The Arizona Statesman reported on the Tea Part rally in today’s paper and commented that most loose organizations of enthusiasts seldom last for very long. I’d love to believe so, but this group, if one may call it that, has revealed an American underpinning of self-delusion and unkindness that may lead to some longevity. For one thing, they have an amazing tolerance for hypocrisy.
They wish government out of people’s lives, yet want legislation to ban abortions: the government it seems should look into other people’s lives just not the Tea Partiers’. They want individual liberty yet want to give long prison sentences for relatively minor failures to conform and God help the Gays who don’t conform to their assumptions about marriage and sex. They want to believe in the perfectability of human beings, rather like the 19th Century idea of the Noble Savage who has been damaged by the polluting laws of civilization and who can rise again to his old glory if only freed of the chains that hold him back. (I wonder if any one of them has read “The Lord of the Flies.”)
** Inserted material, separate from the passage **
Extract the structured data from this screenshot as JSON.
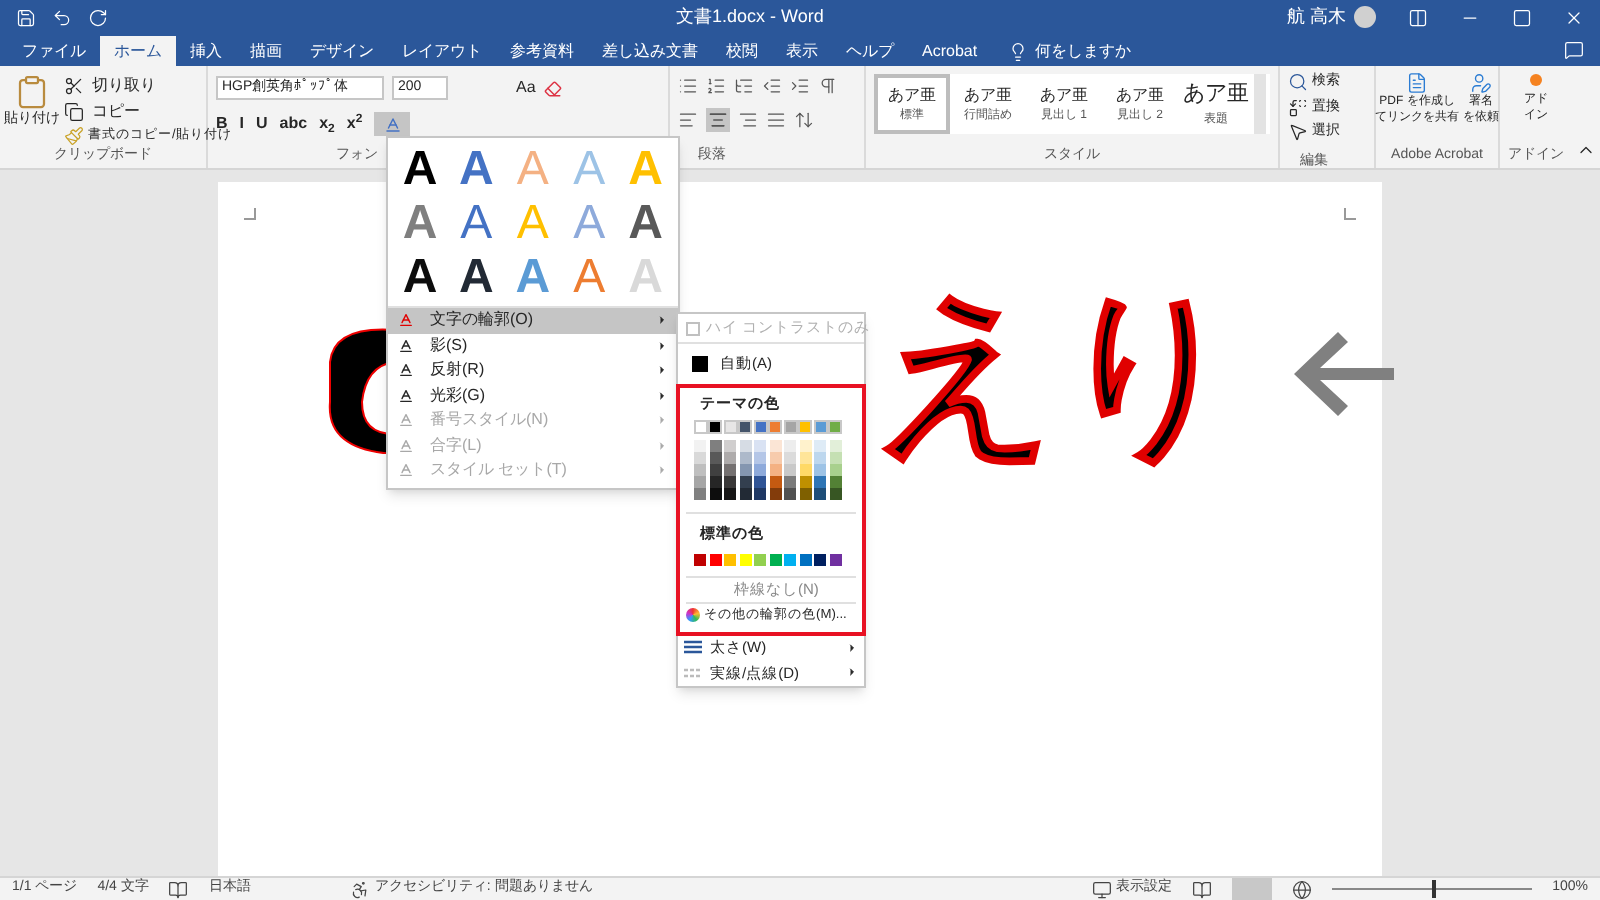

They want to pick and choose what they are willing to pay taxes for without understanding that wherever the money is spent it drives the same number of jobs. John Ruskin once commented that complaining about the rich buying luxury goods was senseless because the luxury trade provided livelihoods for just as many people as if the rich had spent their money only on basic necessities. Government spending provides jobs. They don’t consider that many more people will be out of work if they shrink government. Who will pick up the slack? Will corporate America come rushing forward to provide new jobs—we know where they stand on sending jobs abroad. For this, the Partiers have no answer beyond platitudes. Sometimes I think there will be no peace until the country is either on the breadlines or involved in another Civil War.
It has always been my understanding that government’s job is not to protect our guilty bastions of self-interest but, like wiser parents, to prevent us from killing one another—plenty of which has happened in the past, and not just in the incessant wars that government involves us in. Now there’s my gripe—where you have a government, can war be far behind? This is a government of the people, not of Churches, not of corporations, and not of special interests, no matter how flattering these interests may be to who we think we are or could be.
Sir Thomas made neither the error of mistaking self-righteousness for morality nor believing that Utopias could ever be reality. A Christian life is a communal life, he said. Wow. This coming from someone who gave his life for his religion—executed because he would not put his king above his conscience. Let’s see some of these Tea Partiers give up something of theirs for their beliefs instead of just hitting the rest of us over the head with them. If this is indeed a nation under God, just where is all the other, inconvenient stuff such as loving others instead of promoting calculated self-interest as the way of the world?